Lima - O presidente peruano, Martín Vizcarra, anunciou que estava dissolvendo o Congresso depois que este desafiou suas advertências e nomeou um novo membro do Tribunal Constitucional nesta segunda-feira (30) levando os parlamentares da oposição a prepararem uma moção de impeachment contra o presidente.

Vizcarra enfatizou que sua decisão faz parte de seus poderes constitucionais e disse que convocará novas eleições legislativas. Ele culpou os parlamentares por tentarem repetidamente bloquear suas reformas anticorrupção.

Em uma sessão plenária, os parlamentares da oposição acusaram Vizcarra de ultrapassar os limites da Constituição e disseram que buscarão destituí-lo com o argumento de que ele é moralmente incapaz de governar.

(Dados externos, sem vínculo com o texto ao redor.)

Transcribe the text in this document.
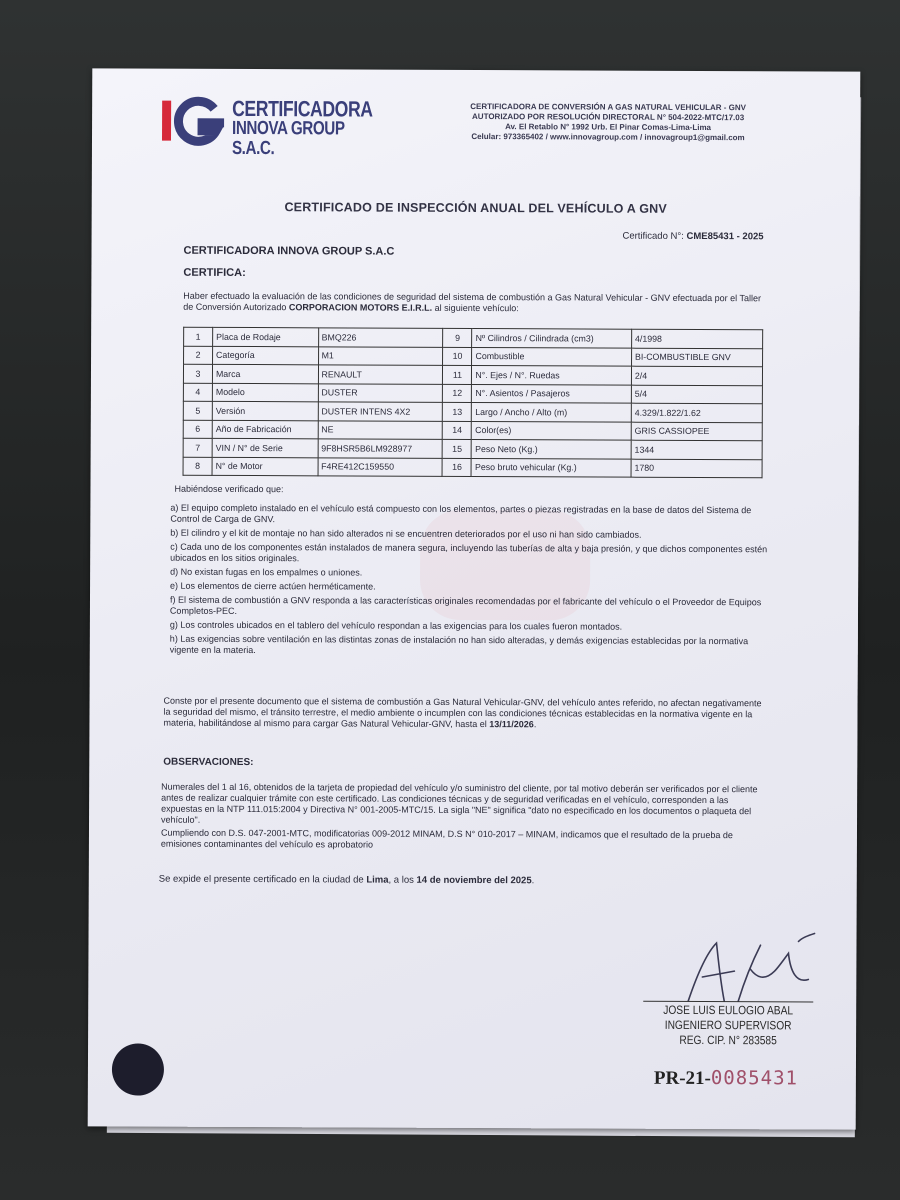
CERTIFICADORA
INNOVA GROUP S.A.C.
CERTIFICADORA DE CONVERSIÓN A GAS NATURAL VEHICULAR - GNV
AUTORIZADO POR RESOLUCIÓN DIRECTORAL N° 504-2022-MTC/17.03
Av. El Retablo N° 1992 Urb. El Pinar Comas-Lima-Lima
Celular: 973365402 / www.innovagroup.com / innovagroup1@gmail.com
CERTIFICADO DE INSPECCIÓN ANUAL DEL VEHÍCULO A GNV
Certificado N°: CME85431 - 2025
CERTIFICADORA INNOVA GROUP S.A.C
CERTIFICA:
Haber efectuado la evaluación de las condiciones de seguridad del sistema de combustión a Gas Natural Vehicular - GNV efectuada por el Taller de Conversión Autorizado CORPORACION MOTORS E.I.R.L. al siguiente vehículo:
1	Placa de Rodaje	BMQ226	9	Nº Cilindros / Cilindrada (cm3)	4/1998
2	Categoría	M1	10	Combustible	BI-COMBUSTIBLE GNV
3	Marca	RENAULT	11	N°. Ejes / N°. Ruedas	2/4
4	Modelo	DUSTER	12	N°. Asientos / Pasajeros	5/4
5	Versión	DUSTER INTENS 4X2	13	Largo / Ancho / Alto (m)	4.329/1.822/1.62
6	Año de Fabricación	NE	14	Color(es)	GRIS CASSIOPEE
7	VIN / N° de Serie	9F8HSR5B6LM928977	15	Peso Neto (Kg.)	1344
8	N° de Motor	F4RE412C159550	16	Peso bruto vehicular (Kg.)	1780
Habiéndose verificado que:
a) El equipo completo instalado en el vehículo está compuesto con los elementos, partes o piezas registradas en la base de datos del Sistema de Control de Carga de GNV.
b) El cilindro y el kit de montaje no han sido alterados ni se encuentren deteriorados por el uso ni han sido cambiados.
c) Cada uno de los componentes están instalados de manera segura, incluyendo las tuberías de alta y baja presión, y que dichos componentes estén ubicados en los sitios originales.
d) No existan fugas en los empalmes o uniones.
e) Los elementos de cierre actúen herméticamente.
f) El sistema de combustión a GNV responda a las características originales recomendadas por el fabricante del vehículo o el Proveedor de Equipos Completos-PEC.
g) Los controles ubicados en el tablero del vehículo respondan a las exigencias para los cuales fueron montados.
h) Las exigencias sobre ventilación en las distintas zonas de instalación no han sido alteradas, y demás exigencias establecidas por la normativa vigente en la materia.
Conste por el presente documento que el sistema de combustión a Gas Natural Vehicular-GNV, del vehículo antes referido, no afectan negativamente la seguridad del mismo, el tránsito terrestre, el medio ambiente o incumplen con las condiciones técnicas establecidas en la normativa vigente en la materia, habilitándose al mismo para cargar Gas Natural Vehicular-GNV, hasta el 13/11/2026.
OBSERVACIONES:
Numerales del 1 al 16, obtenidos de la tarjeta de propiedad del vehículo y/o suministro del cliente, por tal motivo deberán ser verificados por el cliente antes de realizar cualquier trámite con este certificado. Las condiciones técnicas y de seguridad verificadas en el vehículo, corresponden a las expuestas en la NTP 111.015:2004 y Directiva N° 001-2005-MTC/15. La sigla "NE" significa "dato no especificado en los documentos o plaqueta del vehículo".
Cumpliendo con D.S. 047-2001-MTC, modificatorias 009-2012 MINAM, D.S N° 010-2017 – MINAM, indicamos que el resultado de la prueba de emisiones contaminantes del vehículo es aprobatorio
Se expide el presente certificado en la ciudad de Lima, a los 14 de noviembre del 2025.
JOSE LUIS EULOGIO ABAL
INGENIERO SUPERVISOR
REG. CIP. N° 283585
PR-21-0085431
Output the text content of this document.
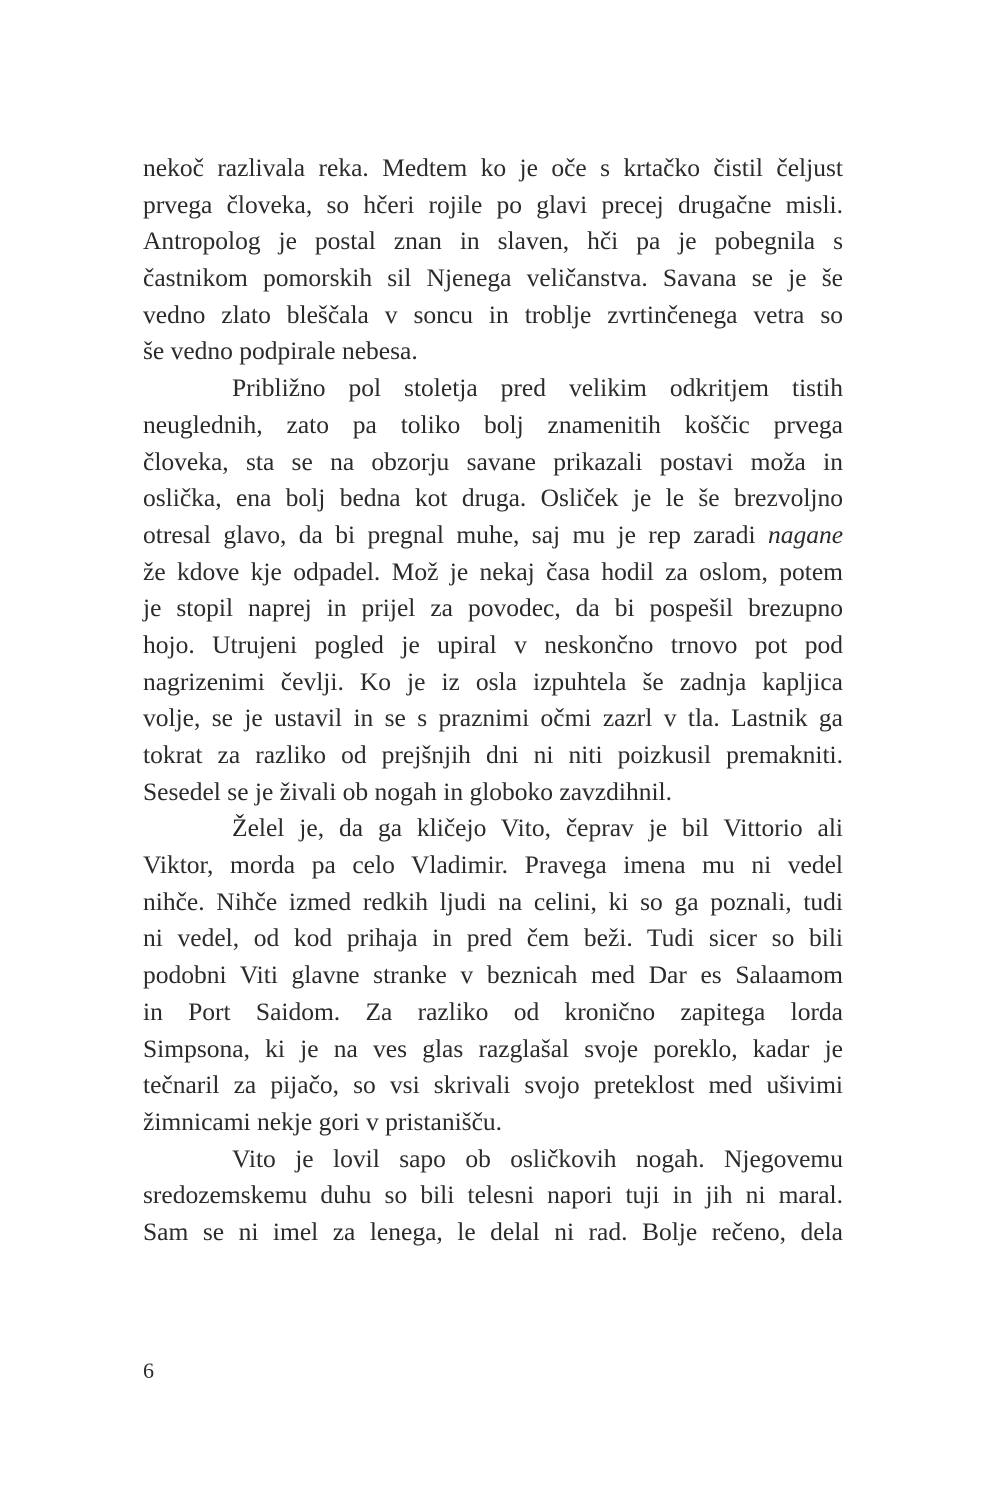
nekoč razlivala reka. Medtem ko je oče s krtačko čistil čeljust
prvega človeka, so hčeri rojile po glavi precej drugačne misli.
Antropolog je postal znan in slaven, hči pa je pobegnila s
častnikom pomorskih sil Njenega veličanstva. Savana se je še
vedno zlato bleščala v soncu in troblje zvrtinčenega vetra so
še vedno podpirale nebesa.
Približno pol stoletja pred velikim odkritjem tistih
neuglednih, zato pa toliko bolj znamenitih koščic prvega
človeka, sta se na obzorju savane prikazali postavi moža in
oslička, ena bolj bedna kot druga. Osliček je le še brezvoljno
otresal glavo, da bi pregnal muhe, saj mu je rep zaradi nagane
že kdove kje odpadel. Mož je nekaj časa hodil za oslom, potem
je stopil naprej in prijel za povodec, da bi pospešil brezupno
hojo. Utrujeni pogled je upiral v neskončno trnovo pot pod
nagrizenimi čevlji. Ko je iz osla izpuhtela še zadnja kapljica
volje, se je ustavil in se s praznimi očmi zazrl v tla. Lastnik ga
tokrat za razliko od prejšnjih dni ni niti poizkusil premakniti.
Sesedel se je živali ob nogah in globoko zavzdihnil.
Želel je, da ga kličejo Vito, čeprav je bil Vittorio ali
Viktor, morda pa celo Vladimir. Pravega imena mu ni vedel
nihče. Nihče izmed redkih ljudi na celini, ki so ga poznali, tudi
ni vedel, od kod prihaja in pred čem beži. Tudi sicer so bili
podobni Viti glavne stranke v beznicah med Dar es Salaamom
in Port Saidom. Za razliko od kronično zapitega lorda
Simpsona, ki je na ves glas razglašal svoje poreklo, kadar je
tečnaril za pijačo, so vsi skrivali svojo preteklost med ušivimi
žimnicami nekje gori v pristanišču.
Vito je lovil sapo ob osličkovih nogah. Njegovemu
sredozemskemu duhu so bili telesni napori tuji in jih ni maral.
Sam se ni imel za lenega, le delal ni rad. Bolje rečeno, dela
6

A última vez que um presidente fechou o Congresso no Peru foi em 1992, quando Alberto Fujimori alegou obstrução em questões econômicas e de segurança. Seus detratores afirmam que o objetivo era encobrir investigações de corrupção.

Ainda hoje o Congresso Nacional é dominado por seguidores de Fujimori.

GARANTIA DA CONSTITUIÇÃO

Segundo a Constituição do Peru, um presidente pode fechar o Congresso e convocar eleições para eleger novos congressistas, caso o Legislativo rejeite em duas oportunidades um voto de confiança. O Parlamento atual já havia negado um voto de confiança ao governo durante a gestão de Pedro Pablo Kuczynski, que Vizcarra substituiu após a renúncia daquele por acusações de vínculos com a construtora brasileira Odebrecht.

Vizcarra assumiu o poder em março de 2018, substituindo Kuczynski.